Exactly at the time central banks everywhere are acknowledging the centrality of fiscal policy in dealing with the economic consequences of the pandemic, governments are facing difficulties in implementing the next leg of their stimulus.

In the US, we are still waiting for Congress to design and pass an emergency package during the “lame duck” session. We don’t think the Republican “red line” at USD 500bn (2.5% of GDP) – which is probably only an initial negotiating position and may have been eased by Secretary Mnuchin’s decision to “free up” some government money by terminating guarantees to little-used Fed facilities - would not constrain that much a decent emergency package. In our computations, assuming no further “covid wave” after the current one,  extending the federal unemployment benefit schemes into the whole of 2021 would cost about USD200bn. Offsetting the estimated loss in states and municipalities’ tax receipts over 2020 and 2021 – which could force an ill-timed fiscal tightening given the prevalence of “balanced budget” rules in a lot of these entities – would cost about USD320bm. True, a more ambitious medium-term programme to spur innovation would be welcome, but it could wait. We suspect that it is not so much the quantum which is blocking the negotiations but the allocation across “red” and “blue” states.
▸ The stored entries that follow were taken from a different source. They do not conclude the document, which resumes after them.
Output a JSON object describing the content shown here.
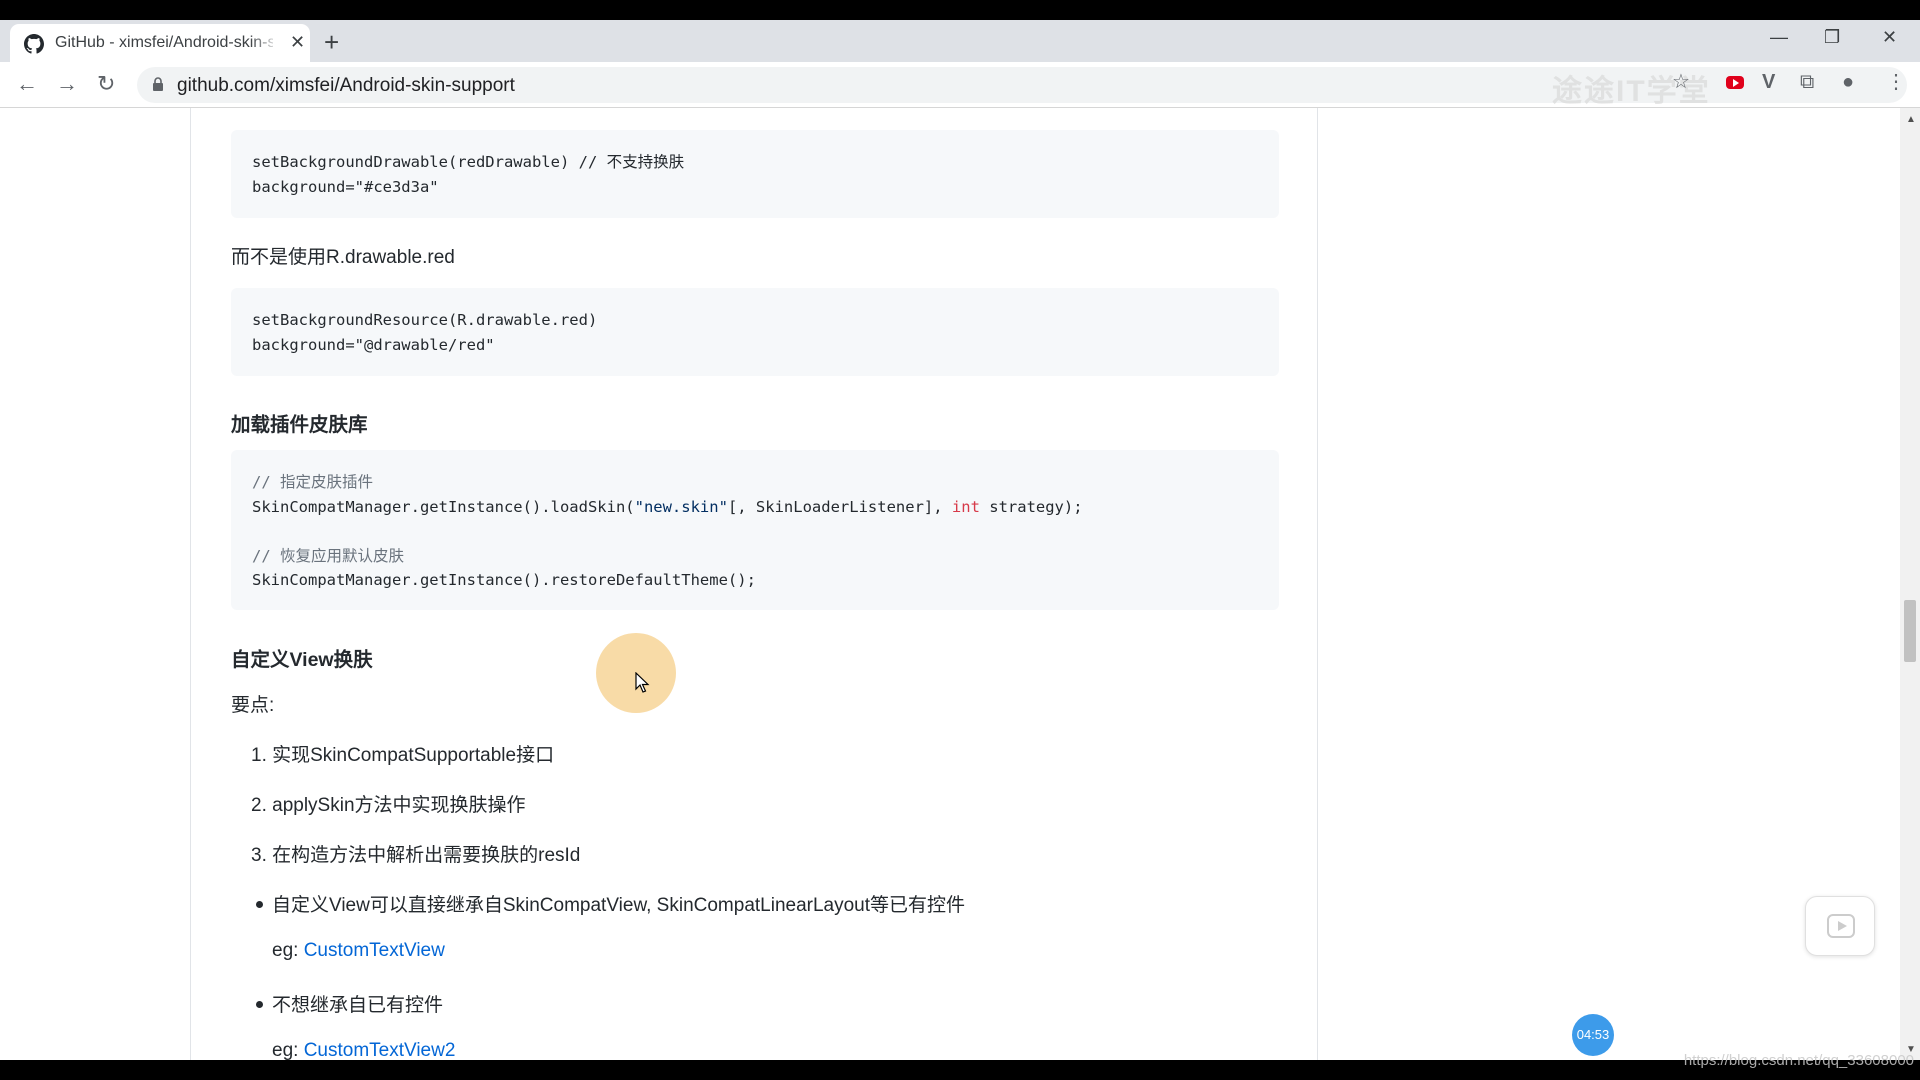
{
  "tab": {
    "title": "GitHub - ximsfei/Android-skin-support",
    "close": "✕"
  },
  "newtab": "+",
  "window": {
    "minimize": "—",
    "restore": "❐",
    "close": "✕"
  },
  "nav": {
    "back": "←",
    "forward": "→",
    "reload": "↻"
  },
  "address": {
    "url": "github.com/ximsfei/Android-skin-support"
  },
  "watermark": "途途IT学堂",
  "extensions": {
    "star": "☆",
    "vivaldi": "V",
    "puzzle": "⧉",
    "profile": "●",
    "menu": "⋮"
  },
  "content": {
    "code1": {
      "line1": "setBackgroundDrawable(redDrawable) // 不支持换肤",
      "line2": "background=\"#ce3d3a\""
    },
    "p1": "而不是使用R.drawable.red",
    "code2": {
      "line1": "setBackgroundResource(R.drawable.red)",
      "line2": "background=\"@drawable/red\""
    },
    "h_load": "加载插件皮肤库",
    "code3": {
      "c1": "// 指定皮肤插件",
      "l1a": "SkinCompatManager.getInstance().loadSkin(",
      "l1str": "\"new.skin\"",
      "l1b": "[, SkinLoaderListener], ",
      "l1kw": "int",
      "l1c": " strategy);",
      "c2": "// 恢复应用默认皮肤",
      "l2": "SkinCompatManager.getInstance().restoreDefaultTheme();"
    },
    "h_custom": "自定义View换肤",
    "key_points": "要点:",
    "ol": [
      "1. 实现SkinCompatSupportable接口",
      "2. applySkin方法中实现换肤操作",
      "3. 在构造方法中解析出需要换肤的resId"
    ],
    "ul1": "自定义View可以直接继承自SkinCompatView, SkinCompatLinearLayout等已有控件",
    "eg1_prefix": "eg: ",
    "eg1_link": "CustomTextView",
    "ul2": "不想继承自已有控件",
    "eg2_prefix": "eg: ",
    "eg2_link": "CustomTextView2"
  },
  "timer": "04:53",
  "csdn_watermark": "https://blog.csdn.net/qq_33608000"
}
Meanwhile, the EU’s Next Generation plan is again bogged down in the intricacies of the European institutional process. In fact, given the depth of the political implications of this package for the very nature of the EU project, we think that six months from first design as a Franco-German proposal to legislative (near) conclusion is short.  Ultimately, the resolution of the current “Hungary/Poland vs everyone else” standoff may depend on a pure “pain balance”. Even if circumventing a veto against the EU’s multi annual financial framework would be complex for the other Europeans, it is possible, while the economic – and probably geopolitical – pain for the two Eastern countries would be significant. For this reason, we remain constructive.